Monday, February 7, 2011

Life's Reflections....

"Sometimes you have to fall from the mountain to realize what you are climbing for.  Obstacles were put in our way to see if what we want is worth fighting for.  From every wound, there is a scar, and every scar has a story, a story that says....I survived!"

 photo credit :  www.motifake.com

This is an inspiring text message that I received and upon reflecting on this message, I was able to collect all the memories from my past experiences...at home, at school, at work, and every place that I've been through.  If I have to count literally, my fingers are not enough to quantify how much difficulties I have gone through this life.  From my younger days when I'm still beneath my parents wings up to the time I'm able to live on my own ...I couldn't count the tears that I shed from my eyes and the pains that I have gone through.  There were various reasons,  circumstances, events that had contributed to all these.  Getting to where I am now and what I am now had never been a smooth road to travel.  There were so many obstacles along the way.  The fact that I am emotionally weak had made things more unbearable for me.  I'd been through tough times where my only outlet was crying and praying.  But who cares? We are humans and a part of it is being emotional.

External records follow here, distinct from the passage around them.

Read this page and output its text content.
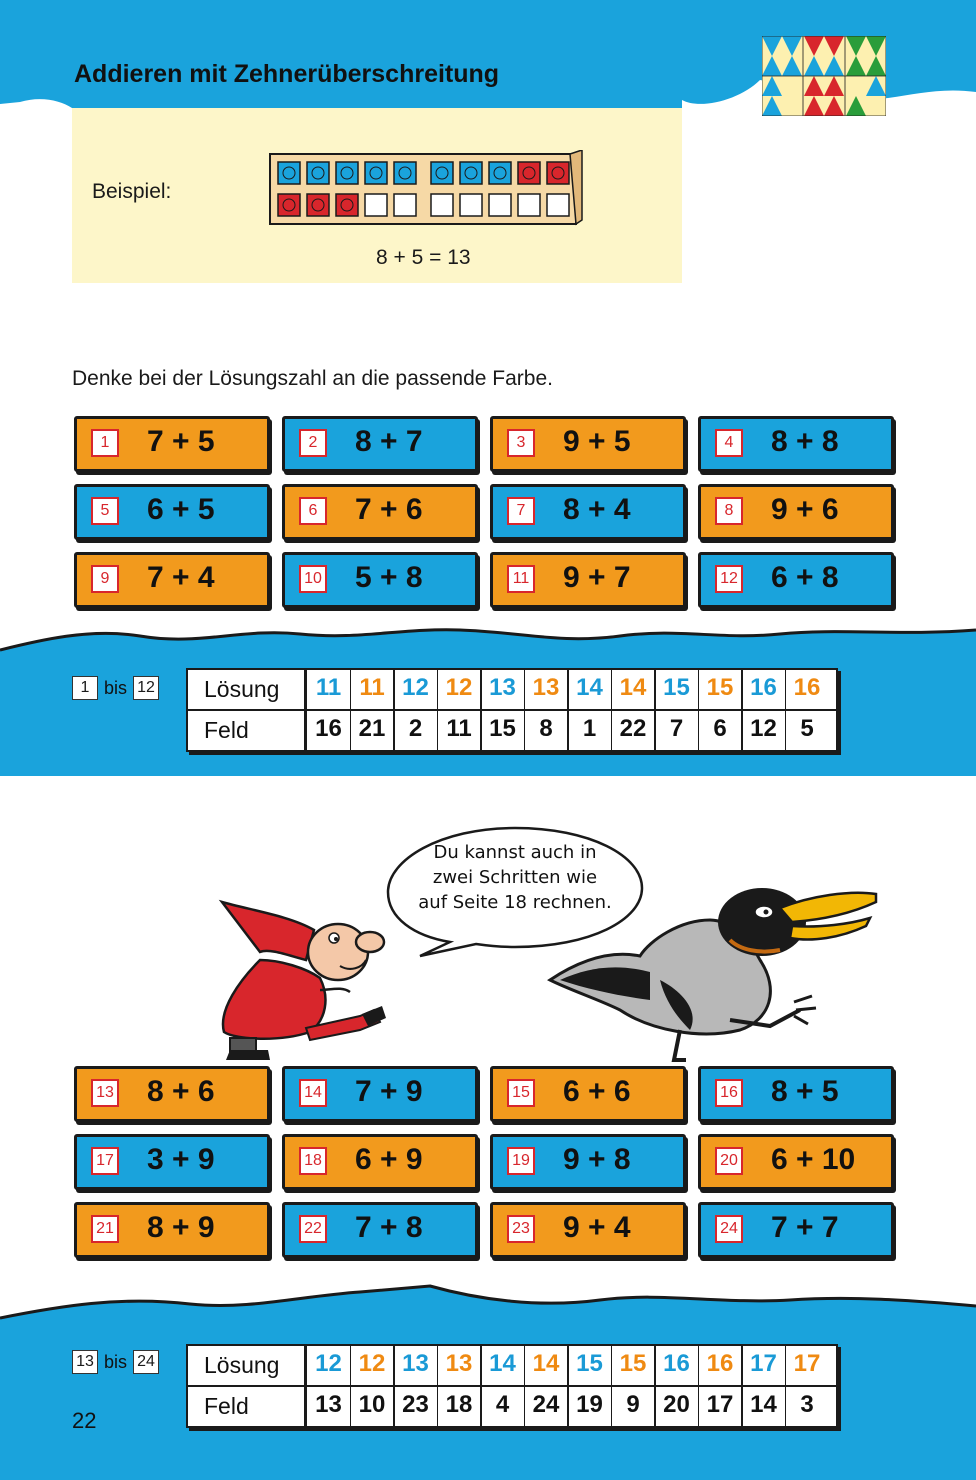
Addieren mit Zehnerüberschreitung
Beispiel:
8 + 5 = 13
Denke bei der Lösungszahl an die passende Farbe.
1	7 + 5	2	8 + 7	3	9 + 5	4	8 + 8
5	6 + 5	6	7 + 6	7	8 + 4	8	9 + 6
9	7 + 4	10 5 + 8	11 9 + 7	12 6 + 8
1 bis 12 Lösung
Feld
11 11 12 12 13 13 14 14 15 15 16 16
16 21 2	11 15 8	1 22 7	6 12 5
Du kannst auch in
zwei Schritten wie
auf Seite 18 rechnen.
13 8 + 6	14 7 + 9	15 6 + 6	16 8 + 5
17 3 + 9	18 6 + 9	19 9 + 8	20 6 + 10
21 8 + 9	22 7 + 8	23 9 + 4	24 7 + 7
13 bis 24 Lösung
Feld
12 12 13 13 14 14 15 15 16 16 17 17
13 10 23 18 4 24 19 9 20 17 14 3
22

We are living in a judgmental world where everyone is waiting for your mistakes.  But I guess,  there is only one credible Judge whom we will be facing at the end of our life on earth...GOD.

So we should stop trying to throw our best efforts to please others as man by nature has no contentment.  I really like these lines from a book that I recently reviewed from my previous post, written by Will Rogers: "Too many people spend money they haven't earned, to buy things they don't want, to impress people they don't like".....

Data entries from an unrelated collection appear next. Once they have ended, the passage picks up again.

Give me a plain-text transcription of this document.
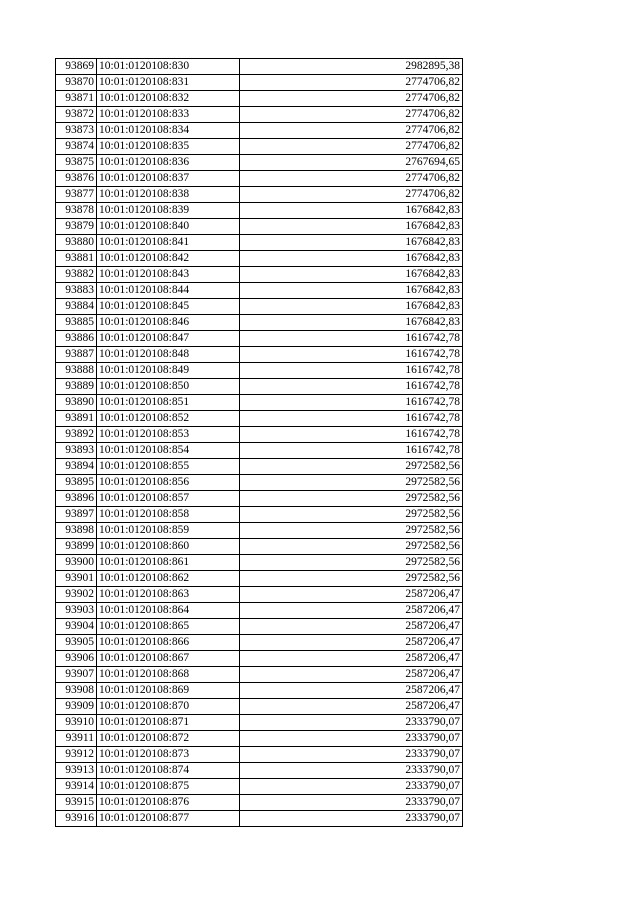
93869	10:01:0120108:830	2982895,38
93870	10:01:0120108:831	2774706,82
93871	10:01:0120108:832	2774706,82
93872	10:01:0120108:833	2774706,82
93873	10:01:0120108:834	2774706,82
93874	10:01:0120108:835	2774706,82
93875	10:01:0120108:836	2767694,65
93876	10:01:0120108:837	2774706,82
93877	10:01:0120108:838	2774706,82
93878	10:01:0120108:839	1676842,83
93879	10:01:0120108:840	1676842,83
93880	10:01:0120108:841	1676842,83
93881	10:01:0120108:842	1676842,83
93882	10:01:0120108:843	1676842,83
93883	10:01:0120108:844	1676842,83
93884	10:01:0120108:845	1676842,83
93885	10:01:0120108:846	1676842,83
93886	10:01:0120108:847	1616742,78
93887	10:01:0120108:848	1616742,78
93888	10:01:0120108:849	1616742,78
93889	10:01:0120108:850	1616742,78
93890	10:01:0120108:851	1616742,78
93891	10:01:0120108:852	1616742,78
93892	10:01:0120108:853	1616742,78
93893	10:01:0120108:854	1616742,78
93894	10:01:0120108:855	2972582,56
93895	10:01:0120108:856	2972582,56
93896	10:01:0120108:857	2972582,56
93897	10:01:0120108:858	2972582,56
93898	10:01:0120108:859	2972582,56
93899	10:01:0120108:860	2972582,56
93900	10:01:0120108:861	2972582,56
93901	10:01:0120108:862	2972582,56
93902	10:01:0120108:863	2587206,47
93903	10:01:0120108:864	2587206,47
93904	10:01:0120108:865	2587206,47
93905	10:01:0120108:866	2587206,47
93906	10:01:0120108:867	2587206,47
93907	10:01:0120108:868	2587206,47
93908	10:01:0120108:869	2587206,47
93909	10:01:0120108:870	2587206,47
93910	10:01:0120108:871	2333790,07
93911	10:01:0120108:872	2333790,07
93912	10:01:0120108:873	2333790,07
93913	10:01:0120108:874	2333790,07
93914	10:01:0120108:875	2333790,07
93915	10:01:0120108:876	2333790,07
93916	10:01:0120108:877	2333790,07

It's really true and I guess this is applicable to many.  perhaps this has something to do with our "ego".  People by nature feel proud if they know that others feel envious of them.  Perhaps, being frugal is one of the hardest thing to do especially in this modern age where we live in the midst of technological advancement.  When you get the latest gadget, you are one step ahead from the rest and this gives you a sense of fulfillment.  I remember one of my colleagues who would always throw a comment about my hand phone.  He is wondering why I never upgrade my hand phone.  It's true my hand phone had already celebrated it's 5th anniversary and in fact, I never bought it.  It was given to me by a close relative as a birthday present.  It actually deserves some kind of rest.  But I told my colleague, "why should I change it if it is still operational and not giving me any problem whatsoever?'"  It's such a waste of money to replace something which is not really worn out.  Again, we need to change it for what? To please other people and show them that we can afford to buy one?  I told myself, I would buy a new one if I think that that decision would make me happy and not simply to impress other people.

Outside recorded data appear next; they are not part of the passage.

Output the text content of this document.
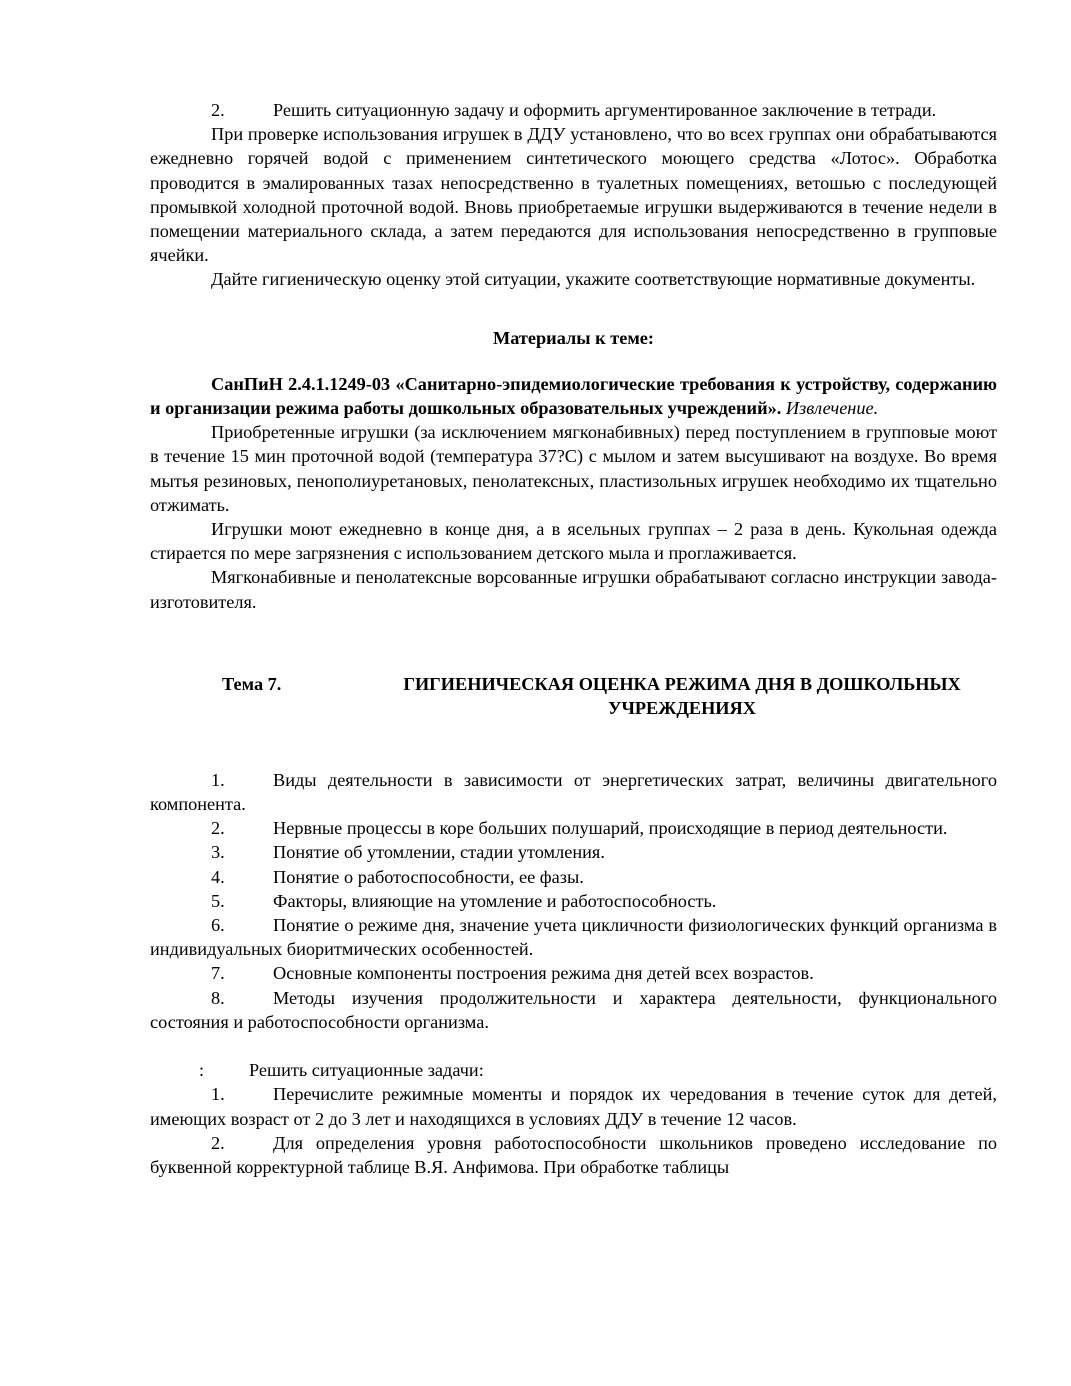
2.	Решить ситуационную задачу и оформить аргументированное заключение в тетради.

При проверке использования игрушек в ДДУ установлено, что во всех группах они обрабатываются ежедневно горячей водой с применением синтетического моющего средства «Лотос». Обработка проводится в эмалированных тазах непосредственно в туалетных помещениях, ветошью с последующей промывкой холодной проточной водой. Вновь приобретаемые игрушки выдерживаются в течение недели в помещении материального склада, а затем передаются для использования непосредственно в групповые ячейки.

Дайте гигиеническую оценку этой ситуации, укажите соответствующие нормативные документы.

Материалы к теме:

СанПиН 2.4.1.1249-03 «Санитарно-эпидемиологические требования к устройству, содержанию и организации режима работы дошкольных образовательных учреждений». Извлечение.

Приобретенные игрушки (за исключением мягконабивных) перед поступлением в групповые моют в течение 15 мин проточной водой (температура 37?С) с мылом и затем высушивают на воздухе. Во время мытья резиновых, пенополиуретановых, пенолатексных, пластизольных игрушек необходимо их тщательно отжимать.

Игрушки моют ежедневно в конце дня, а в ясельных группах – 2 раза в день. Кукольная одежда стирается по мере загрязнения с использованием детского мыла и проглаживается.

Мягконабивные и пенолатексные ворсованные игрушки обрабатывают согласно инструкции завода-изготовителя.

Тема 7.	ГИГИЕНИЧЕСКАЯ ОЦЕНКА РЕЖИМА ДНЯ В ДОШКОЛЬНЫХ УЧРЕЖДЕНИЯХ

1.	Виды деятельности в зависимости от энергетических затрат, величины двигательного компонента.

2.	Нервные процессы в коре больших полушарий, происходящие в период деятельности.

3.	Понятие об утомлении, стадии утомления.

4.	Понятие о работоспособности, ее фазы.

5.	Факторы, влияющие на утомление и работоспособность.

6.	Понятие о режиме дня, значение учета цикличности физиологических функций организма в индивидуальных биоритмических особенностей.

7.	Основные компоненты построения режима дня детей всех возрастов.

8.	Методы изучения продолжительности и характера деятельности, функционального состояния и работоспособности организма.

: Решить ситуационные задачи:

1.	Перечислите режимные моменты и порядок их чередования в течение суток для детей, имеющих возраст от 2 до 3 лет и находящихся в условиях ДДУ в течение 12 часов.

2.	Для определения уровня работоспособности школьников проведено исследование по буквенной корректурной таблице В.Я. Анфимова. При обработке таблицы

Well...I wouldn't blame them...majority of people equates success with material possession.  But is that really the measure of success?  Perhaps the answer to this varies from person to person.  It actually depends on each individual's preferences. As for me, if I'm able to live my life fully...going through each stage of life normally and derived happiness from it, then I would say that I succeed with life. I have to ask the following questions:
Did I enjoyed my youth? Was I able to finish my studies and land a good job? Was I able to spend quality time with family and friends? Was I able to enjoy life's simple pleasures? Did I laugh and cry? Was I able to stand up from pains? Was I able to have a family of my own and bear children whom I enjoyed life with?  Was I able to raise them well to become better persons?  If the answer to all these questions is "yes", I guess, I'm able to live my life one step at a time.  I'm only halfway through down the lane of life, whatever will be the outcome of the next half is still yet to be seen....

How about you? 

Have a blessed day! Thanks for hopping by!